17 Ook zal hij voor zich de vrouwen niet vermenigvuldigen, opdat zijn hart niet afwijke; hij zal ook voor zich geen zilver en goud zeer vermenigvuldigen.
And he does not multiply wives for himself, and his heart does not turn aside, and he does not exceedingly multiply silver and gold for himself.

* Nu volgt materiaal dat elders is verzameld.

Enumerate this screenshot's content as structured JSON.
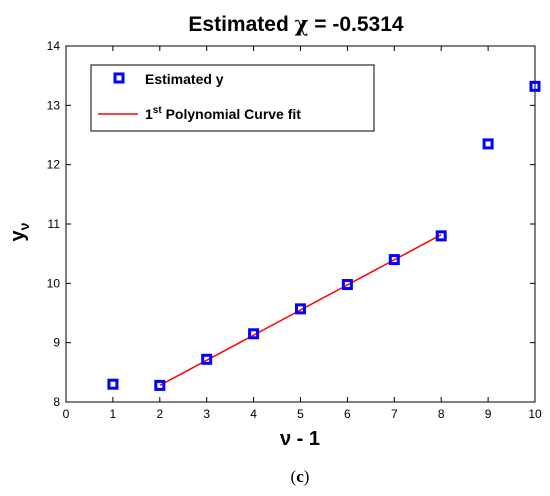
{
  "chart_data": {
    "type": "scatter",
    "title": "Estimated χ = -0.5314",
    "xlabel": "ν - 1",
    "ylabel": "yν",
    "xlim": [
      0,
      10
    ],
    "ylim": [
      8,
      14
    ],
    "xticks": [
      0,
      1,
      2,
      3,
      4,
      5,
      6,
      7,
      8,
      9,
      10
    ],
    "yticks": [
      8,
      9,
      10,
      11,
      12,
      13,
      14
    ],
    "grid": false,
    "legend_position": "top-left",
    "series": [
      {
        "name": "Estimated y",
        "kind": "markers",
        "marker": "square",
        "color": "#0000ff",
        "x": [
          1,
          2,
          3,
          4,
          5,
          6,
          7,
          8,
          9,
          10
        ],
        "y": [
          8.3,
          8.28,
          8.72,
          9.15,
          9.57,
          9.98,
          10.4,
          10.8,
          12.35,
          13.32
        ]
      },
      {
        "name": "1st Polynomial Curve fit",
        "kind": "line",
        "color": "#ff0000",
        "x": [
          2,
          8
        ],
        "y": [
          8.28,
          10.82
        ]
      }
    ]
  },
  "legend": {
    "item1": "Estimated y",
    "item2_base": "1",
    "item2_sup": "st",
    "item2_rest": " Polynomial Curve fit"
  },
  "labels": {
    "title_prefix": "Estimated ",
    "title_symbol": "χ",
    "title_suffix": " = -0.5314",
    "ylabel_main": "y",
    "ylabel_sub": "ν",
    "xlabel": "ν - 1"
  },
  "caption": {
    "open": "(",
    "letter": "c",
    "close": ")"
  }
}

18 Voorts zal het geschieden, als hij op den stoel zijns koninkrijks zal zitten, zo zal hij zich een dubbel van deze wet afschrijven in een boek, uit hetgeen voor het aangezicht der Levietische priesteren is;
And it has been, when he sits on the throne of his kingdom, that he has written a copy of this law for himself, on a scroll, from [that] before the priests, the Levites,
19 En het zal bij hem zijn, en hij zal daarin lezen al de dagen zijns levens; opdat hij den HEERE, zijn God, lere vrezen, om te bewaren al de woorden dezer wet en deze inzettingen, om die te doen;
and it has been with him, and he has read in it all [the] days of his life, so that he learns to fear his God YHWH, to keep all the words of this law and these statutes—to do them,
20 Dat zijn hart zich niet verheffe boven zijn broederen, en dat hij niet afwijke van het gebod, ter rechterhand of ter linkerhand; opdat hij de dagen verlenge in zijn koninkrijk, hij en zijn zonen, in het midden van Israel.
so that his heart is not high above his brothers, and so as not to turn aside from the command [to] the right or left, so that he prolongs days over his kingdom, he and his sons in the midst of Israel.”